As a way of preserving the excellent reputation enjoyed by the teacher certification program at Saint Vincent, the English
Department and the Education Department hold you to a high standard in course selection and professional development. The
breadth of the content areas, including Shakespeare, History of the English Language and a Senior Project, along with an upper-level
writing course, will give you a solid background for the time when you enter a classroom that is your own.
Students usually declare their intentions to prepare for a career in teaching by registering for ED 100 Foundations of
Education. Toward this end, the English Department requires:
EL 206 History of the English Language 3
EL 234 Young Adult Fiction and one other genre course 6
EL 314 Shakespeare's Histories OR
EL 315 Shakespeare's Comedies/Tragedies 3
1 300-level British/European Literature course, 19th Century or later 3
1 300-level British/European Literature, 18th Century or earlier 3
1 American Literature course 3
English Elective 3
EL 400 Senior Project in Literature 3
There are also extra Concentration requirements for the English Education Concentration (37)

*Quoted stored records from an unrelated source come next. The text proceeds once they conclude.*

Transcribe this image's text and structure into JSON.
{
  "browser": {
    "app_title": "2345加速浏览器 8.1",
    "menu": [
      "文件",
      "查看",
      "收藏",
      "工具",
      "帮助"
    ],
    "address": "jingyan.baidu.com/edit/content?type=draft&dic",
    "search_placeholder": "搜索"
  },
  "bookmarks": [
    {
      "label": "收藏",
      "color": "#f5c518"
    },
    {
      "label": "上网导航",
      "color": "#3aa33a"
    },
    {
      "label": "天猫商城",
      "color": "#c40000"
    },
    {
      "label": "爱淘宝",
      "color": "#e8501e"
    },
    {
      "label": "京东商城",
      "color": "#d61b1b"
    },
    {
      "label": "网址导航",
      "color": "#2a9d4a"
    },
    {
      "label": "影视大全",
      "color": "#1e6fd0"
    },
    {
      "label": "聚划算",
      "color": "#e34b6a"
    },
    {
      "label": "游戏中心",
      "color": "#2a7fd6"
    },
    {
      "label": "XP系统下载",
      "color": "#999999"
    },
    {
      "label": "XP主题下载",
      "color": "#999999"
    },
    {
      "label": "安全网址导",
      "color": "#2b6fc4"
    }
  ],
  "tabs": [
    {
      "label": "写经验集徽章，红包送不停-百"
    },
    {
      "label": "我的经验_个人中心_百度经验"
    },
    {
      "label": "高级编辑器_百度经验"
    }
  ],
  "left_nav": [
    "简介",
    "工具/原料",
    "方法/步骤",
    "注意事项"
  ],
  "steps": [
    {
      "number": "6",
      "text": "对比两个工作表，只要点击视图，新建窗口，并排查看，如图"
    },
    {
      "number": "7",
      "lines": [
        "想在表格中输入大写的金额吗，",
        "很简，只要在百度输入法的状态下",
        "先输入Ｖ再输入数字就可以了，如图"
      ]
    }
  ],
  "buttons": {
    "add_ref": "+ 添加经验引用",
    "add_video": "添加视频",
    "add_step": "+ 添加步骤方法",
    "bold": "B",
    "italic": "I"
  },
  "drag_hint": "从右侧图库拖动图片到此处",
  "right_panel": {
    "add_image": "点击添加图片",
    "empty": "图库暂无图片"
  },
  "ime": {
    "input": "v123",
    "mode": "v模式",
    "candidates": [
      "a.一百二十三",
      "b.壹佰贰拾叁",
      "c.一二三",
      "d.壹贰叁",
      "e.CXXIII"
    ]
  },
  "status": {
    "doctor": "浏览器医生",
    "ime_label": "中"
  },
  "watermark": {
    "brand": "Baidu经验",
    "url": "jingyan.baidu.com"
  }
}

Students must complete the Minor in Education by taking
PY 115, 214, 290 9
ED 100, 205, 220, 301 10
ED 101, 400, 410, 411 15
MA 102 for teachers (2nd course) 3
No free electives
These courses are to complement the general requirements for all majors, which are:
EL 200 Literary Criticism I 3
EL 201 Literary Criticism II 3
EL 202 Intermediate Writing 3
EL 310 Junior Seminar 3
EL 400 Senior Project 3
One minority/multi-cultural literature course 3
Beyond the course sequence, your training to be a teacher will be directly addressed in the Junior Seminar and the Senior
Project. In the Junior Seminar, you will complete a proposal for a senior project. In this Concentration, this project is
to be a Critical Essay of 20-25 pages that pursues a fresh analysis of one or several related primary texts. These primary
texts should be print literary texts, but exceptions may be considered. This paper will follow a stated and well defined
critical perspective, review relevant secondary source criticism, and analyze the primary texts from the established critical
perspective. If the paper pursues a historicist or cultural studies perspective, relevant non-literary texts may be included.
This paper should be documented in the most recently updated MLA style.
Guidelines for Proposal
State Problem
What is the problem, conflict, or issue? What exact discrepancy do you see?
Is this an old or new problem?
If old, how has it been addressed in the past?
How significant is this problem?
How can this problem be broken down into its parts?
What are the causes of this problem?
What are its effects?
State Purpose in light of this problem
What is your proposed thesis?
How does this address the problem as stated?
State the Plan
What is the structure of your argument?
What is the logic of this structure?
Review Sources: include a brief bibliographic essay that reviews the state of secondary source scholarship.
Proposal Approval Process
During the course of the Junior Seminar, you should secure a First Reader from the faculty who has taught a course that
covers the topic or writer you are choosing. That faculty member should be consulted regarding your topic choice and must
ultimately place his or her signature on your ungraded proposal, indicating that this is a viable topic. That faculty member,
though he or she may not grade your proposal, will be involved in the assessment of the final project.